会津の歴史 戊辰戦争百話

第二十七話:白虎隊・石山虎之助

■石山虎之助(いしやま・とらのすけ)
父井深数馬、母土屋省吾惟一三女そわ子の次男として嘉永五年(一八五二)三月
五日に生まれた。幼名を直次といい、のち行田(なめた)虎之助と称した。同藩外
様士石山弥右衛門(百五十石)に子がなく養子に迎えられ、屋敷は郭内四之丁にあ
った。その性温和ながら勇壮の精気は凛として眉宇の間に表れて犯すべからざるの
概があり、しかも穎敏にして記憶力に富んだ。五、六歳の頃百人一首を暗誦し、首
から尾に至るまで次序を誤ることがなかった。また人の談話を聞くことを好み、幼
い頃祖父母の膝下に侍して昔譚を聞き、ほとんど寝食を忘れるほどで、とくに英雄
豪傑の武勇談を好んだ。
文久三年(一八六三)十二歳にして初めて藩校日新館に入り、毛詩塾二番組に編
入された。文武の技芸俊秀、恩賞を受けることしばしばであった。
その頃郭内本一之丁に用屋敷と称する官舎があった。夜半にここを通る者は必ず
怪異があるということで、人々の忌み怖れる所であった。ある夜、少年数名で某家
に会合し、談たまたま用屋敷の怪異のことに及び、クジを引いて当たった者はこの
用屋敷に行くことを約した。
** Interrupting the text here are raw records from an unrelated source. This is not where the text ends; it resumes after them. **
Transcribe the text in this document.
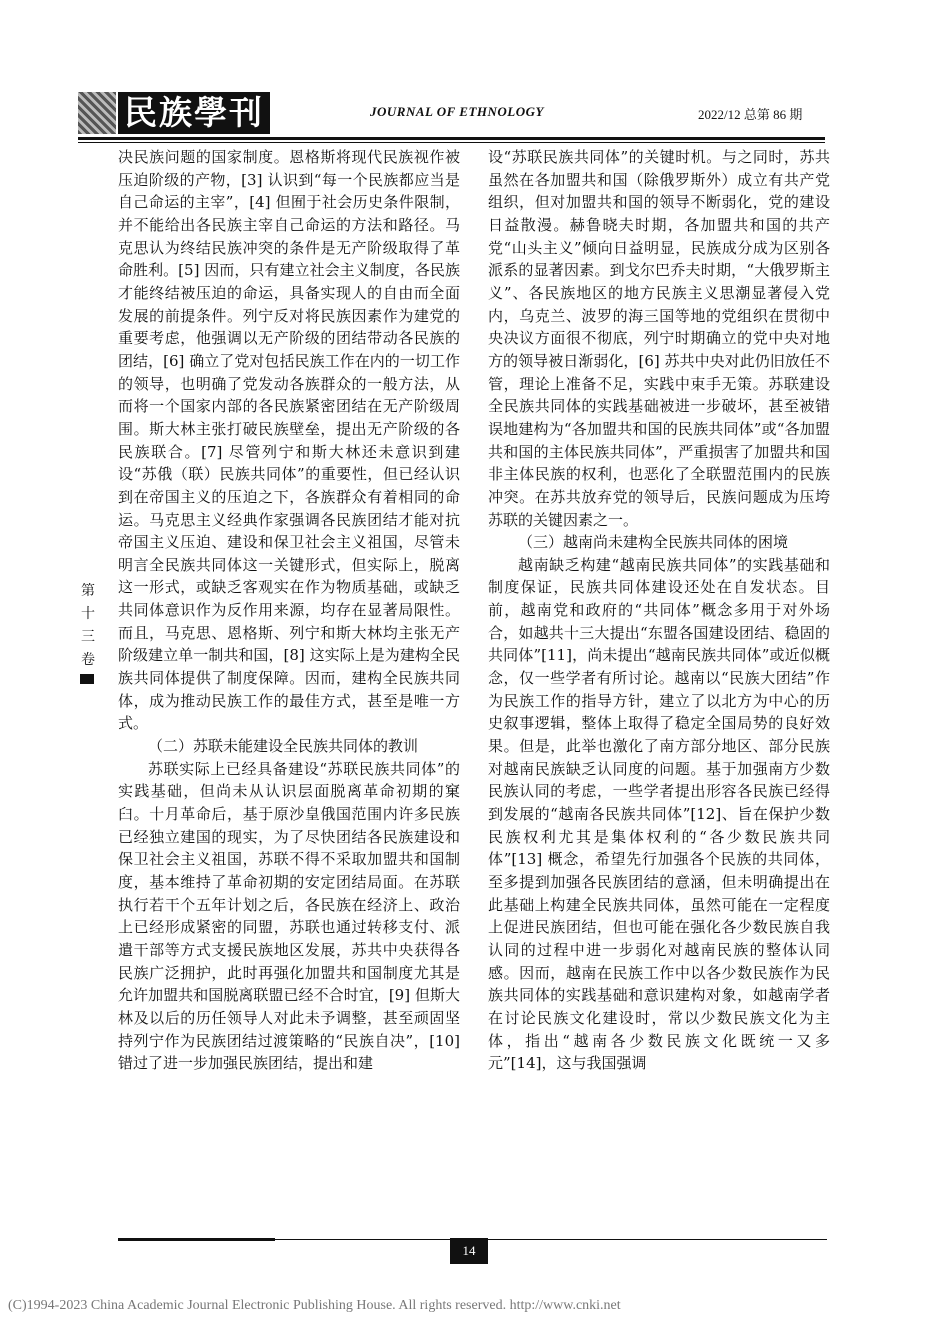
民族學刊	JOURNAL OF ETHNOLOGY	2022/12 总第 86 期
第
十
三
卷

决民族问题的国家制度。恩格斯将现代民族视作被压迫阶级的产物，[3] 认识到“每一个民族都应当是自己命运的主宰”，[4] 但囿于社会历史条件限制，并不能给出各民族主宰自己命运的方法和路径。马克思认为终结民族冲突的条件是无产阶级取得了革命胜利。[5] 因而，只有建立社会主义制度，各民族才能终结被压迫的命运，具备实现人的自由而全面发展的前提条件。列宁反对将民族因素作为建党的重要考虑，他强调以无产阶级的团结带动各民族的团结，[6] 确立了党对包括民族工作在内的一切工作的领导，也明确了党发动各族群众的一般方法，从而将一个国家内部的各民族紧密团结在无产阶级周围。斯大林主张打破民族壁垒，提出无产阶级的各民族联合。[7] 尽管列宁和斯大林还未意识到建设“苏俄（联）民族共同体”的重要性，但已经认识到在帝国主义的压迫之下，各族群众有着相同的命运。马克思主义经典作家强调各民族团结才能对抗帝国主义压迫、建设和保卫社会主义祖国，尽管未明言全民族共同体这一关键形式，但实际上，脱离这一形式，或缺乏客观实在作为物质基础，或缺乏共同体意识作为反作用来源，均存在显著局限性。而且，马克思、恩格斯、列宁和斯大林均主张无产阶级建立单一制共和国，[8] 这实际上是为建构全民族共同体提供了制度保障。因而，建构全民族共同体，成为推动民族工作的最佳方式，甚至是唯一方式。

（二）苏联未能建设全民族共同体的教训

苏联实际上已经具备建设“苏联民族共同体”的实践基础，但尚未从认识层面脱离革命初期的窠臼。十月革命后，基于原沙皇俄国范围内许多民族已经独立建国的现实，为了尽快团结各民族建设和保卫社会主义祖国，苏联不得不采取加盟共和国制度，基本维持了革命初期的安定团结局面。在苏联执行若干个五年计划之后，各民族在经济上、政治上已经形成紧密的同盟，苏联也通过转移支付、派遣干部等方式支援民族地区发展，苏共中央获得各民族广泛拥护，此时再强化加盟共和国制度尤其是允许加盟共和国脱离联盟已经不合时宜，[9] 但斯大林及以后的历任领导人对此未予调整，甚至顽固坚持列宁作为民族团结过渡策略的“民族自决”，[10] 错过了进一步加强民族团结，提出和建

设“苏联民族共同体”的关键时机。与之同时，苏共虽然在各加盟共和国（除俄罗斯外）成立有共产党组织，但对加盟共和国的领导不断弱化，党的建设日益散漫。赫鲁晓夫时期，各加盟共和国的共产党“山头主义”倾向日益明显，民族成分成为区别各派系的显著因素。到戈尔巴乔夫时期，“大俄罗斯主义”、各民族地区的地方民族主义思潮显著侵入党内，乌克兰、波罗的海三国等地的党组织在贯彻中央决议方面很不彻底，列宁时期确立的党中央对地方的领导被日渐弱化，[6] 苏共中央对此仍旧放任不管，理论上准备不足，实践中束手无策。苏联建设全民族共同体的实践基础被进一步破坏，甚至被错误地建构为“各加盟共和国的民族共同体”或“各加盟共和国的主体民族共同体”，严重损害了加盟共和国非主体民族的权利，也恶化了全联盟范围内的民族冲突。在苏共放弃党的领导后，民族问题成为压垮苏联的关键因素之一。

（三）越南尚未建构全民族共同体的困境

越南缺乏构建“越南民族共同体”的实践基础和制度保证，民族共同体建设还处在自发状态。目前，越南党和政府的“共同体”概念多用于对外场合，如越共十三大提出“东盟各国建设团结、稳固的共同体”[11]，尚未提出“越南民族共同体”或近似概念，仅一些学者有所讨论。越南以“民族大团结”作为民族工作的指导方针，建立了以北方为中心的历史叙事逻辑，整体上取得了稳定全国局势的良好效果。但是，此举也激化了南方部分地区、部分民族对越南民族缺乏认同度的问题。基于加强南方少数民族认同的考虑，一些学者提出形容各民族已经得到发展的“越南各民族共同体”[12]、旨在保护少数民族权利尤其是集体权利的“各少数民族共同体”[13] 概念，希望先行加强各个民族的共同体，至多提到加强各民族团结的意涵，但未明确提出在此基础上构建全民族共同体，虽然可能在一定程度上促进民族团结，但也可能在强化各少数民族自我认同的过程中进一步弱化对越南民族的整体认同感。因而，越南在民族工作中以各少数民族作为民族共同体的实践基础和意识建构对象，如越南学者在讨论民族文化建设时，常以少数民族文化为主体，指出“越南各少数民族文化既统一又多元”[14]，这与我国强调

14
(C)1994-2023 China Academic Journal Electronic Publishing House. All rights reserved. http://www.cnki.net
果たしてそのクジは虎之助に当たった。折柄空は真っ
黒に曇って雨はショボショボと降り、夜はシンシンと更けて天地はあたかも墨を流
したごとくであった。だが虎之助は少しも躊躇せず、直ちに用屋敷の前に行き、そ
の前を往還すること数度、やがて帰ってこのことを皆に報告した。しかし誰も虎之
助の言を信用しなかった。そこで彼は、目印をして来たのでそこまで疑うのであれ
ば行ってこれを検べてみようと言う。一同同屋敷の前に至り燈をもってみたところ
確かにその門柱には石山家の家紋を刻した小柄が刺してあったので皆その剛胆さに
感服したという。このとき虎之助十三歳であった。
戊辰の役起きるや白虎士中二番隊に編入され、八月二十三日早朝戸ノ口原に西軍
を迎撃して利あらず、同志と共に退却口に戦死した。享年十七歳。飯盛山上に自刃
した白虎隊士は当初十六人と考えられており、この中に虎之助の名はなかったが、
十七回忌の際彼も他の十六人と同じ行動をとったことが確認され、自刃者の中に加
えられることになった。
法名を秀了院殿義覚剣忠居士という。